Religious Liberty Concerns Raised as Texas Governor Seeks To Investigate Groups Helping Migrants - Word&Way

Religious Liberty Concerns Raised as Texas Governor Seeks To Investigate Groups Helping Migrants

Gustavo Banda, center right, pastor of Templo Embajadores de Jesus, Tijuana’s largest migrant shelter, speaks with migrants at a shelter, Oct. 13, 2022, in Tijuana, Mexico. The Biden administration’s policy shift on Venezuelan migrants may pose an enormous challenge to overstretched Mexican shelters. The U.S. has coupled plans to let up to 24,000 Venezuelans apply online to fly to the U.S. for temporary stays with a pledge to immediately turn back Venezuelans who cross the border illegally from Mexico. (AP Photo/Elliot Spagat)

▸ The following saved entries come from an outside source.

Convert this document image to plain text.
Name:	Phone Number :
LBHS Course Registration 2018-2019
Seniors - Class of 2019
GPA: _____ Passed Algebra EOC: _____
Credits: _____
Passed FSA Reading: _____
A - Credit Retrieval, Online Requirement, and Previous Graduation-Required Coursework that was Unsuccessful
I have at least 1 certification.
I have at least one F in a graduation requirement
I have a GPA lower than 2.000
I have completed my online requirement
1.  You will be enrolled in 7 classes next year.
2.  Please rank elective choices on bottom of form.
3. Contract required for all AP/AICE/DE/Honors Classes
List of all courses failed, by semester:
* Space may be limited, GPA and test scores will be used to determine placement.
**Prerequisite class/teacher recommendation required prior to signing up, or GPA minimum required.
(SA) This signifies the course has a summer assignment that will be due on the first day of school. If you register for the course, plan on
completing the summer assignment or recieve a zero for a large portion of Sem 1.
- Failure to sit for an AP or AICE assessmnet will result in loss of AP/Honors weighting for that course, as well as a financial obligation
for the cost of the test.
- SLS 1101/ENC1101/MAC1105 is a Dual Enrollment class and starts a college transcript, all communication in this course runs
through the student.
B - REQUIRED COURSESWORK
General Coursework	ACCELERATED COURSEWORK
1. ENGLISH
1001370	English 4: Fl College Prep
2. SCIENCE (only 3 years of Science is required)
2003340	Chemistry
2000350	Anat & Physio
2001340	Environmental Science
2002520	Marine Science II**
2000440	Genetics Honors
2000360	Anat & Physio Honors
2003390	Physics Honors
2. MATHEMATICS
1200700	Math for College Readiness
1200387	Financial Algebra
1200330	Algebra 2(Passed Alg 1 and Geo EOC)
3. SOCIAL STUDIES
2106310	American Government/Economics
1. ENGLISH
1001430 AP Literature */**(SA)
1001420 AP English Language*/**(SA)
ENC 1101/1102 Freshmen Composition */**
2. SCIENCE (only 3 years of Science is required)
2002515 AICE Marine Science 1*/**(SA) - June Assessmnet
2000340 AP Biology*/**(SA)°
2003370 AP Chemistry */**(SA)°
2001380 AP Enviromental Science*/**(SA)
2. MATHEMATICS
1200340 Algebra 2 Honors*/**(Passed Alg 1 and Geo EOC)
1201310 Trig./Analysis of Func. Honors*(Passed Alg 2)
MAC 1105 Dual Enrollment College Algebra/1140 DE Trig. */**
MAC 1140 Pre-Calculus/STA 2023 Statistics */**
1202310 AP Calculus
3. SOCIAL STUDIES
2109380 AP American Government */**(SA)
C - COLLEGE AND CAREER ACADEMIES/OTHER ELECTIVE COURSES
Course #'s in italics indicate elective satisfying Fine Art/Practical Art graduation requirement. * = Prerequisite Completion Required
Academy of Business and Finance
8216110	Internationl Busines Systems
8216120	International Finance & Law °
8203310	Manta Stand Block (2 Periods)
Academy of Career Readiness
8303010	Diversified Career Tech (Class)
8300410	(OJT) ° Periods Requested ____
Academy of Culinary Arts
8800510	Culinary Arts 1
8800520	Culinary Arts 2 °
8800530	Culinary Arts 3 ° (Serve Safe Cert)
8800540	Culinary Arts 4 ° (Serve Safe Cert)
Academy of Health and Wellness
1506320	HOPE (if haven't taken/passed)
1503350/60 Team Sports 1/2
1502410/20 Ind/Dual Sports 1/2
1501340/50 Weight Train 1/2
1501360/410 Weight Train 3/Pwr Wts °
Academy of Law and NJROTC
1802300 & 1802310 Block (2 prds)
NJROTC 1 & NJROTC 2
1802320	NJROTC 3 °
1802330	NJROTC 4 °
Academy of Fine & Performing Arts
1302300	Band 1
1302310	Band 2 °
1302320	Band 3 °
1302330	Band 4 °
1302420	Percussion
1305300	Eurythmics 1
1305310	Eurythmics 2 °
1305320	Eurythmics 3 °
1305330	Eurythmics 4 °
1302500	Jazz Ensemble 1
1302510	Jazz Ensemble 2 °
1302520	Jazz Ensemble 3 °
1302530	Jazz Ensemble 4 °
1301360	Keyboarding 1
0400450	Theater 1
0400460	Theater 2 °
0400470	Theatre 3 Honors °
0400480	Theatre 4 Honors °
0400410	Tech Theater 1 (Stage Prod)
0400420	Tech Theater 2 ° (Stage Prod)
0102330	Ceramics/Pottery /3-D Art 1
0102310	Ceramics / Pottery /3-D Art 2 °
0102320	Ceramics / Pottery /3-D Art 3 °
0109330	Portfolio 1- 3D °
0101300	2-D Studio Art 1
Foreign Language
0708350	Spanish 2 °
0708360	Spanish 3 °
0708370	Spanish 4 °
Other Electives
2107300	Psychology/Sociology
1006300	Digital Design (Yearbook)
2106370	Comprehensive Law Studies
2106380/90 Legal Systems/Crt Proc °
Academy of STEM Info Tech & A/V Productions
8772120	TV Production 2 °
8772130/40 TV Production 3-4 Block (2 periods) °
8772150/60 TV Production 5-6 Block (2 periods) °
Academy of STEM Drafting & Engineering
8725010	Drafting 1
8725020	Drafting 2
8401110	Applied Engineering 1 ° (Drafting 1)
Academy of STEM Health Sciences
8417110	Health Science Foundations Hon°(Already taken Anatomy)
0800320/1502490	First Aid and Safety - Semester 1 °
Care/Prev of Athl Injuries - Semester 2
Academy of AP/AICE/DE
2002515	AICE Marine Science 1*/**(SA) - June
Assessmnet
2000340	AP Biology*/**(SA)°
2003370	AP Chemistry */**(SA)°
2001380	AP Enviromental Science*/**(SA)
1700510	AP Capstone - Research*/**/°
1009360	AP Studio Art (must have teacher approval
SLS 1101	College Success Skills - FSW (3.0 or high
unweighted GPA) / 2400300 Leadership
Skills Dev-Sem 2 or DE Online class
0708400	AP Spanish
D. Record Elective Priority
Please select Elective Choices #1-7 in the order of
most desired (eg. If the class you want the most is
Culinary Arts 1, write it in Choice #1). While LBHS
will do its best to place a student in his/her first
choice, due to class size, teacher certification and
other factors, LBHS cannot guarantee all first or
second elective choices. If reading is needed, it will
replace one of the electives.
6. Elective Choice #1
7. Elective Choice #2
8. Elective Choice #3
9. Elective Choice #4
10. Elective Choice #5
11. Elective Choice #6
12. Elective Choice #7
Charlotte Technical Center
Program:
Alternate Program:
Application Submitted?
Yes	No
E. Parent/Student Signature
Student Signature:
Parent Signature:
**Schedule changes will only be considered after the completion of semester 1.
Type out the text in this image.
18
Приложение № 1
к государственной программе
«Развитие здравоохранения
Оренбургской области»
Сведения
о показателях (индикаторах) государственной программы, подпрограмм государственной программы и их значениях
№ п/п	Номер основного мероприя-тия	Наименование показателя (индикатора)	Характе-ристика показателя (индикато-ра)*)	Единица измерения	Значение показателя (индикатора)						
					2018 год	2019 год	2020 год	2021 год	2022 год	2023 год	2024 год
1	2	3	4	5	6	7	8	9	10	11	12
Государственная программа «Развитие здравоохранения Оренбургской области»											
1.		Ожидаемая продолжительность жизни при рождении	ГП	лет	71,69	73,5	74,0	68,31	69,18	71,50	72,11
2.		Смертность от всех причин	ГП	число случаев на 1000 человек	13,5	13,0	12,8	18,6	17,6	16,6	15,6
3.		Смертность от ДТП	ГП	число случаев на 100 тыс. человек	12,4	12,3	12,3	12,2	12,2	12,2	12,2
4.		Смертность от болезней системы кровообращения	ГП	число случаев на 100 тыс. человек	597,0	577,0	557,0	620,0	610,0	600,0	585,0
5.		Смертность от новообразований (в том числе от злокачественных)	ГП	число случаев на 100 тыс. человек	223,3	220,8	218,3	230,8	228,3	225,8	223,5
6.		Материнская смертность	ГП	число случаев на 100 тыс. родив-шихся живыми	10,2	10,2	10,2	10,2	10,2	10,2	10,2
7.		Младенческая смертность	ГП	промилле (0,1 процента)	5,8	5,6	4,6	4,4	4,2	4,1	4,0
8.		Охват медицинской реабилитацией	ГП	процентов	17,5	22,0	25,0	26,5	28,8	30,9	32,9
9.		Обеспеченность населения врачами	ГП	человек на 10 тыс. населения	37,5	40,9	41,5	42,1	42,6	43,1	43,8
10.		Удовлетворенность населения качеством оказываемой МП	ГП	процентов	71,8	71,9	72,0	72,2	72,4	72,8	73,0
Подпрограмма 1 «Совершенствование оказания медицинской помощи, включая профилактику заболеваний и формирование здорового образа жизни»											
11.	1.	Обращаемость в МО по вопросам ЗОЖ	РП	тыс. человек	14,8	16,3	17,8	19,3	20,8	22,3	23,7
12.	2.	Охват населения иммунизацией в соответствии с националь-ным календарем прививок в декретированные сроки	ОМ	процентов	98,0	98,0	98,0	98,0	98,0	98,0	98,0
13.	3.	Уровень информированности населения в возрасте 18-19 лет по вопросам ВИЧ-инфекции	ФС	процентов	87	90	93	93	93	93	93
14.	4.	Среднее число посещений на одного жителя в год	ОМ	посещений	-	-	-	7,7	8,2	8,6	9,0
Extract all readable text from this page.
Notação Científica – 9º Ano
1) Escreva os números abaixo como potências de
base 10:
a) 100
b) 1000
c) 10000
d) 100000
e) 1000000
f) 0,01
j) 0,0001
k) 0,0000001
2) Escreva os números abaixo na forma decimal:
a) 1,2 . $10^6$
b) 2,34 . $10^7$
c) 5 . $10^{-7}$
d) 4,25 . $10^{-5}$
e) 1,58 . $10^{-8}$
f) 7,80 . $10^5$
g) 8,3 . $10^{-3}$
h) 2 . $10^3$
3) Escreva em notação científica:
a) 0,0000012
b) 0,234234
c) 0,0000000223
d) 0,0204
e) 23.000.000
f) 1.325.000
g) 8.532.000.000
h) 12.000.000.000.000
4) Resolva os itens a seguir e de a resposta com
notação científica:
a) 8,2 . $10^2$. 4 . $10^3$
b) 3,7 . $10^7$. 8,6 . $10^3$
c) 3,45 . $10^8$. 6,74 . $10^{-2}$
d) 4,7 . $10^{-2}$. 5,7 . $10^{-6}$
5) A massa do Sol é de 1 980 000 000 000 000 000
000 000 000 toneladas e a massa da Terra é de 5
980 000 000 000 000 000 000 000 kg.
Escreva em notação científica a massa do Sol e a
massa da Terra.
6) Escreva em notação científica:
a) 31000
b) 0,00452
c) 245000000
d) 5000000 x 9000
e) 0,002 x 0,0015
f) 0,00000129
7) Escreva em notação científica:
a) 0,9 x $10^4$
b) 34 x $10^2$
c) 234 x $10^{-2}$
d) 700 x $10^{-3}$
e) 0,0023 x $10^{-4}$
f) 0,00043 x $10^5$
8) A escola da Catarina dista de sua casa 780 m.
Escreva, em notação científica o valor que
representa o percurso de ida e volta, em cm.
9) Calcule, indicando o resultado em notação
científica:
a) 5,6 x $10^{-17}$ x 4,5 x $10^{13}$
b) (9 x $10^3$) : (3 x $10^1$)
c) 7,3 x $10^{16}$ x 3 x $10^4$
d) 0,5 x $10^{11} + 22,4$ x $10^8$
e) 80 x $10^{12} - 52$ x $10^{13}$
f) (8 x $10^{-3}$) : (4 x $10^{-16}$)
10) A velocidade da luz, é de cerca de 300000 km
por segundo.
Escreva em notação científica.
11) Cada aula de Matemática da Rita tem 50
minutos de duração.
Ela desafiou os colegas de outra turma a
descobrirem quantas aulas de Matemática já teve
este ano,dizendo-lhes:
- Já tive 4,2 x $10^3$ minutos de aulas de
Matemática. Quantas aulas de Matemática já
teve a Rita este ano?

(RNS) — Texas Gov. Greg Abbott has asked the state attorney to investigate nongovernmental organizations that he claims have assisted with “illegal border crossings” along the U.S.-Mexico border near El Paso, raising religious liberty concerns among faith-based groups and religious organizers helping migrants with medical needs and shelter.

Abbott, in his Dec. 14 letter to Attorney General Ken Paxton, didn’t identify any organizations or offer evidence of NGOs “unlawfully orchestrating” border crossings on both sides of the border. The governor urged Paxton to investigate the “role of NGOs in planning and facilitating the illegal transportation of illegal immigrants across our borders.”

Abbott’s office has not returned a request for comment.

Catholic activist Dylan Corbett said that Abbott, with this move, is seeking to intimidate “the very people who are working to address the fallout of a broken immigration system at the border.”

“The reality is that the majority of the work that is done on the border, the humanitarian work, the reception of refugees and migrants, is done by faith-based organizations,” said Corbett, who is the executive director of Hope Border Institute. “We do this as an expression of our faith. We do this as an expression of our commitment to building a more just world because we are people of faith.”

Added Corbett: “It raises serious questions about the abuse of office, and I also think it raises serious questions about religious liberty.”

Corbett said organizations such as his are not engaging in criminal acts by helping migrants along the border. In fact, he said, Hope Border and similar groups are “working to build legal pathways for people to migrate legally.”

Abbott’s letter comes days before a Trump-era policy, known as Title 42, is set to end Dec. 21. The policy denies migrants rights under U.S. and international law to request asylum on public health grounds of preventing the spread of COVID-19. Immigrant rights advocates have said President Joe Biden expanded this policy to apply to Venezuelan migrants seeking asylum.

The Southwest border has been experiencing a record number of immigrant encounters, many of which are repeat encounters, according to the news site El Paso Matters. Border enforcement agents in El Paso and New Mexico are encountering up to 2,500 migrants daily, the news site reported.

This has led organizations to work overdrive in assisting migrants in need.

The Hope Border Institute, in a recent report, detailed how Biden’s expansion of the Trump-era policy “represents a significant burden on an already strained safety net for migrants and refugees expelled to Mexico,” particularly Ciudad Juárez, a Mexican city on the Rio Grande, just south of El Paso.

The Hope Border Institute, in partnership with Bishop Mark Seitz of the Diocese of El Paso, has invested over $100,000 through its Border Refugee Assistance Fund to “respond to the ongoing arrival of migrants and asylum seekers to the US-Mexico border, including the recent Venezuelans population,” according to the report.

With the expulsion of Venezuelans to Ciudad Juárez, Hope Border Institute helped offer food, clothing and shelter. It established a program with medical professionals from El Paso who volunteer their time to provide primary care to migrants. The organization has also worked with groups in Ciudad Juárez “to ensure that people on the move and in shelters have access to both basic medicine and mental health services,” according to the report.

Said Corbett: “We’re not intimidated. We’re not afraid. We’re going to continue to do our work. We know that our partners along the border are going to continue to do their work.”

The Associated Press contributed to this report.